Ainsi dit, ainsi fait. La vieille vache fit la morte et s’étendit raide. Le calao alla se percher sur l’arbre situé à côté de la maison de l’hyène. Il entonna ce chant :
« Ngoliinkook Ngoliinkook…
Il y a un cadavre là-bas
Et nul n’est venu le dévorer depuis hier.
Alors Moon Sène l’homme de Ndew…? »
L’hyène entendit et dit :
« Ecoutez, écoutez ce chant de l’oiseau »
L’oiseau reprit son chant : Ngoliinkook Ngoliinkook.

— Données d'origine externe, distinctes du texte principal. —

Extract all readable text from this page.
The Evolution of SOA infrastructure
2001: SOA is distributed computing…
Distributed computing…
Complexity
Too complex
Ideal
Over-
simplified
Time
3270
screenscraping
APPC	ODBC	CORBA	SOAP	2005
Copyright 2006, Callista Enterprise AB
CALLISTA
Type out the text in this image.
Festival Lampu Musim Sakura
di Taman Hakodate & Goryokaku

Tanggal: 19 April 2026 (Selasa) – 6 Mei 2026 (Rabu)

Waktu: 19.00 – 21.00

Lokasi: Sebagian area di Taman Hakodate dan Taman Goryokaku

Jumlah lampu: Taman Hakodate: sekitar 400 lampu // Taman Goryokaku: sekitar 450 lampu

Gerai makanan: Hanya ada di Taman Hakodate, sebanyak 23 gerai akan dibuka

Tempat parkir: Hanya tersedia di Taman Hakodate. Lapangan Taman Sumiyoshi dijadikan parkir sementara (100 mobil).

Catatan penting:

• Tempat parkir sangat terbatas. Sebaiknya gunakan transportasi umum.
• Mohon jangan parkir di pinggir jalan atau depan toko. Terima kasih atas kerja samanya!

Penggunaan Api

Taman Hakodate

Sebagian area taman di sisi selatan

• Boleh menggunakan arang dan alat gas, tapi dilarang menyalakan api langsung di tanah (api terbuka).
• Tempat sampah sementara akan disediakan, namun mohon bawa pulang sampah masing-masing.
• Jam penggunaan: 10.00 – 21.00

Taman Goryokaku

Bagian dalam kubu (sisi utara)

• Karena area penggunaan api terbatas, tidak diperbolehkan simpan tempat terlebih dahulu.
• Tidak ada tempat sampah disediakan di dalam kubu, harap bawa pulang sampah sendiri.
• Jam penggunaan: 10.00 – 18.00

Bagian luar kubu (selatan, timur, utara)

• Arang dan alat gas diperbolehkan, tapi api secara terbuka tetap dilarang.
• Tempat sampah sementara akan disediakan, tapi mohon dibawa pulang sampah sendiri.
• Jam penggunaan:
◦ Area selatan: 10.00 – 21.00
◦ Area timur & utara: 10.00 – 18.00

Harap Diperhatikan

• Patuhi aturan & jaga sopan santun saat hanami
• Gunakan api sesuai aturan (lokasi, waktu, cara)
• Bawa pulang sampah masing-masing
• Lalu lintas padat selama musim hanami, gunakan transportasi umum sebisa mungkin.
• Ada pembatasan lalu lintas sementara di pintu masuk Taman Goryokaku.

Alors Moon sortit et répondit :
« C’est moi qui l’ai tué
Hier exactement à pareille heure
Mon arc vibrait à cet effet
Eh oui frère de Ndew
C’est moi qui l’ai tué ».
L’hyène très émue par cette nouvelle, demanda à tous les membres de sa famille de la suivre. Ils s’en allèrent et trouvèrent le prétendu cadavre. L’hyène prit son couteau et l’aiguisa longuement. Tous ses enfants s’approchèrent, chacun, portant une écuelle, de même que sa femme. L’hyène prit son coupe-coupe et s’avança vers l’animal pour le dépecer. Dès qu’elle se pencha pour toucher, la vache la saisit brutalement au cou et serra la gorge en demandant :
– Moon où sont mes mamelles ?
– Elles sont bien enduies de crème et accrochées ».
La vache continua à serrer son étreinte si bien qu’au bout de quelques instants, l’hyène succomba.

[1] signifie littéralement l’homme de Ndew, autre nom de l’hyène.